Antigua Rolls Out the Carpet for Visitors During Holy Week
Introduced by the Spanish in the 16th century, the Andalusian rooted procession celebrating Easter is the largest in the world in Antigua, Guatemala. The entire city of Antigua participates in the Easter Festival (Semana Santa) Holy Week events, while thousands of travelers come to share in the experience.
The events begin on Palm Sunday with floats weighing several tons, carried by up to 100 cucuruchas who parade down the streets. The cucuruchas dress in traditional Mayan grab and carry the floats, which depict images of Jesus of Nazareth and the Holy Virgin, recreating Jesus’ entrance into the city of Jerusalem. The week following is celebrated by many similar events with food, and games, and evening funeral bands playing outside of the churches to complete the days’ festivities.
Good Friday is unmistakable, with black crepe paper lining the buildings and strung through the trees of Antigua. The town’s people are dressed in black and burn incense for the day’s procession event. Leading the procession, a man bearing a crucifix is followed by banners reading Jesus’ last words and mourners praying and crying. At 11pm on Good Friday the image of Jesus Christ is laid to rest in the church.

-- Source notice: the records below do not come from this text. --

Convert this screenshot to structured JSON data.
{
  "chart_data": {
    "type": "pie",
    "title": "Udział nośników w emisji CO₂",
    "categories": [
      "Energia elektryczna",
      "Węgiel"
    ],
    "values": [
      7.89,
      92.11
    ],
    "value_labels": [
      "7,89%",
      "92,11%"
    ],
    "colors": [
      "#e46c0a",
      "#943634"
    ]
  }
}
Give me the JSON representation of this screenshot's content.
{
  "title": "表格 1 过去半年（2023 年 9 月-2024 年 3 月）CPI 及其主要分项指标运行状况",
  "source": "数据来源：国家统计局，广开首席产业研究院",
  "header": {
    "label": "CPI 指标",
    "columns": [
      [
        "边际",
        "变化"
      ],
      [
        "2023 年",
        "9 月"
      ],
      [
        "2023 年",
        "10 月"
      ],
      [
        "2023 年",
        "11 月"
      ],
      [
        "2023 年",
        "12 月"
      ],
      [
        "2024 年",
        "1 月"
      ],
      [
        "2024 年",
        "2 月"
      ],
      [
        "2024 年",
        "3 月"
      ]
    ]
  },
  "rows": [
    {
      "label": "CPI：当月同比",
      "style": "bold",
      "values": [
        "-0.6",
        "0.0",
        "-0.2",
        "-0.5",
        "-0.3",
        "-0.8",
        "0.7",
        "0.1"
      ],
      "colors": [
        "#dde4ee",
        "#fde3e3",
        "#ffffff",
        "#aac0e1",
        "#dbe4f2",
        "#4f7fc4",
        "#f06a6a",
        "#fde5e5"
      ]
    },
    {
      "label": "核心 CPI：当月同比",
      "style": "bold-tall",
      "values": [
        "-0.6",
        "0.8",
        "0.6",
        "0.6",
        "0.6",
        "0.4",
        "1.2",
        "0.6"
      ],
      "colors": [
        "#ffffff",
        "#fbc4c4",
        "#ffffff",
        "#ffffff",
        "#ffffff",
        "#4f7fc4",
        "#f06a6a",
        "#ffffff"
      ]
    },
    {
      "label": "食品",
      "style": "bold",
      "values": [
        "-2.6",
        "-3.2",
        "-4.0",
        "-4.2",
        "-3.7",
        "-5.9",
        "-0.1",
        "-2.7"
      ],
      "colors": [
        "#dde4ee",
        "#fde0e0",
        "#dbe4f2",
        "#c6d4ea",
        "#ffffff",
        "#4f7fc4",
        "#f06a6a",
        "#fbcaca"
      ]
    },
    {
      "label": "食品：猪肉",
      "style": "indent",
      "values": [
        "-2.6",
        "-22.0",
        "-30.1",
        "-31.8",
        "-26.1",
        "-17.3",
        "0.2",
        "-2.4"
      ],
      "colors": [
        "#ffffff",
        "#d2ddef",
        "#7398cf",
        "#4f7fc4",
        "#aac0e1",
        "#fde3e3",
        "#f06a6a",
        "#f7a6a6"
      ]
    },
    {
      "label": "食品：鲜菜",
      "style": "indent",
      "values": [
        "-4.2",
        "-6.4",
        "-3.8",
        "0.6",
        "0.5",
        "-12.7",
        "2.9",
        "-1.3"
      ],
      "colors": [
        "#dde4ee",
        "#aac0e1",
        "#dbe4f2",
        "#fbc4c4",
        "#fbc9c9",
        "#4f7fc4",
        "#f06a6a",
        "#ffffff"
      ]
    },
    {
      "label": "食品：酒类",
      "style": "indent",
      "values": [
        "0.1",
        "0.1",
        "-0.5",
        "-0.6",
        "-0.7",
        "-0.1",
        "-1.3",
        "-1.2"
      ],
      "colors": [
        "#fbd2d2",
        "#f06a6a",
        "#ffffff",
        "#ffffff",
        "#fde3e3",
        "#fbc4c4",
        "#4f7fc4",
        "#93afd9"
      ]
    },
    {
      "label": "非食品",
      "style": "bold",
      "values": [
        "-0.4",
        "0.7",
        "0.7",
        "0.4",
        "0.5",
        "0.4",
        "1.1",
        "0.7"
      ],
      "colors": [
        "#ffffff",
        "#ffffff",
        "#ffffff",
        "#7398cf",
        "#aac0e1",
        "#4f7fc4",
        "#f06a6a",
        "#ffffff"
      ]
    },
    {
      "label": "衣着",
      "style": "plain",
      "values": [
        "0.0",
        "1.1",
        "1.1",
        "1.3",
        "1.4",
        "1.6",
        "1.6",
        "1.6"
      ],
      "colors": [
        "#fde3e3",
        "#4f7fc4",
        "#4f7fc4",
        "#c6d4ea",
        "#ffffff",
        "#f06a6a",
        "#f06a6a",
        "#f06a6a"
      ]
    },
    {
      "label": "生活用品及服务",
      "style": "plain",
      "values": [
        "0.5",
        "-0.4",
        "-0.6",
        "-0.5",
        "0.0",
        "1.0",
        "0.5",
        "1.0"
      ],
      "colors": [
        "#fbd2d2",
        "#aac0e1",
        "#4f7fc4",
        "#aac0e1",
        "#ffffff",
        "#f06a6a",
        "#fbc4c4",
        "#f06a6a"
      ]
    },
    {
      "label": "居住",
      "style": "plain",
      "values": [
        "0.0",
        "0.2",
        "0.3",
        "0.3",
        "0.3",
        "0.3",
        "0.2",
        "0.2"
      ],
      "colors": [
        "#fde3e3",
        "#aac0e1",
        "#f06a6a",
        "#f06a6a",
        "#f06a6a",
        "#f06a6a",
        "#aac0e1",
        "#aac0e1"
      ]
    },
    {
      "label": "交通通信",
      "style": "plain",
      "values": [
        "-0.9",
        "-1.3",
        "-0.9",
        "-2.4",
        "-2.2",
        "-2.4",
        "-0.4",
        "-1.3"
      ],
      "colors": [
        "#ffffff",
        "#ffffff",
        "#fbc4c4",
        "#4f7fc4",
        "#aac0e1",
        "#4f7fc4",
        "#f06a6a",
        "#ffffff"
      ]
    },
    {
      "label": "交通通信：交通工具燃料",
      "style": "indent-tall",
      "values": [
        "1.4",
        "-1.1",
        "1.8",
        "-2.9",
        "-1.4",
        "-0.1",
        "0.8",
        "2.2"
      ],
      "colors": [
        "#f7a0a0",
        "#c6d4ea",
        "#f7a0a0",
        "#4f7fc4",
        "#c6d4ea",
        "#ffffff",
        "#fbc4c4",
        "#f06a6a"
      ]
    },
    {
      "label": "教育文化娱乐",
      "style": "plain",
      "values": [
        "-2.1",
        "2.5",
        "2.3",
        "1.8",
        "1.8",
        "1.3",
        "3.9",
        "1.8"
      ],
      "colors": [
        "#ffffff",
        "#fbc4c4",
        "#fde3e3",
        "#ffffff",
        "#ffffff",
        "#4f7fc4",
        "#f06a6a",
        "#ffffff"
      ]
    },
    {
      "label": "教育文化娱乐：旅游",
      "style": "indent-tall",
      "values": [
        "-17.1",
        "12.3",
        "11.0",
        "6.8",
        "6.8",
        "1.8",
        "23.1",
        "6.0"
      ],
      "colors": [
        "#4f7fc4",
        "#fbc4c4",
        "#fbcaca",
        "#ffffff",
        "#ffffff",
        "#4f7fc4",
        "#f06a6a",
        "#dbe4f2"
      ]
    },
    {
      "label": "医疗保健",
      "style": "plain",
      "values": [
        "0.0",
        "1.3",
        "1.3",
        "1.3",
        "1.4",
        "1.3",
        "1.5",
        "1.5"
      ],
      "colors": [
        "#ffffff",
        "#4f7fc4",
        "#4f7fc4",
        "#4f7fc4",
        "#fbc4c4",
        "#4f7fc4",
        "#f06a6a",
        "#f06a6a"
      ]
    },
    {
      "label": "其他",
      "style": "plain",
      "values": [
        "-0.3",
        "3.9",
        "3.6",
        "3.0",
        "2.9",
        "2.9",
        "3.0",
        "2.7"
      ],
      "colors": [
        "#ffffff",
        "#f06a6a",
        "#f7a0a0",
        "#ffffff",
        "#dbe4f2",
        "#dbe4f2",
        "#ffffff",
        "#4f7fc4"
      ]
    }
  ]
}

Smaller floats carried by women in their best dress and high heels line the streets on Holy Saturday. These floats represent the Virgin Mary and lead to the joyous events of Easter Sunday. Easter Sunday represents the exultant resurrection of Christ with fireworks emanating throughout the city.
Although Holy Week stems from a very religious background, one does not have to be a Catholic to appreciate the excitement and energy of Antigua’s celebrations. A very unique element of Antigua’s celebrations, and perhaps a crucial part of Antigua’s popularity for Holy Week is the Mayan component and the fusion of these distinct cultures. Antigua offers to the world an impressive facet to the Easter celebrations, their alfombras. Alfombra means carpet in Arabic.
Antigua residents begin work, sometimes months in advance, for the Holy Week alfombras. These intricately designed carpets are created from sand, colored sawdust, flowers and plants to be given as a sacrificial offering. First, sand is spread across Antigua’s famous cobblestone streets to level the roads, the colored sawdust and decorative flowers and plants are then placed to create vivid scenes from nature, Mayan tradition, and biblical events.
As Antigua rolls out the carpet for the Holy Week processions, visitors can enjoy the vivid colors and aromas throughout the streets of Antigua, while street vendors offer traditional foods and beautiful flowers for sale. When the procession come down the streets the carpets are destroyed and visitors will need to wait until the next year to enjoy this unique tradition again. This year Holy Week will be enjoyed April 9th through the 15th.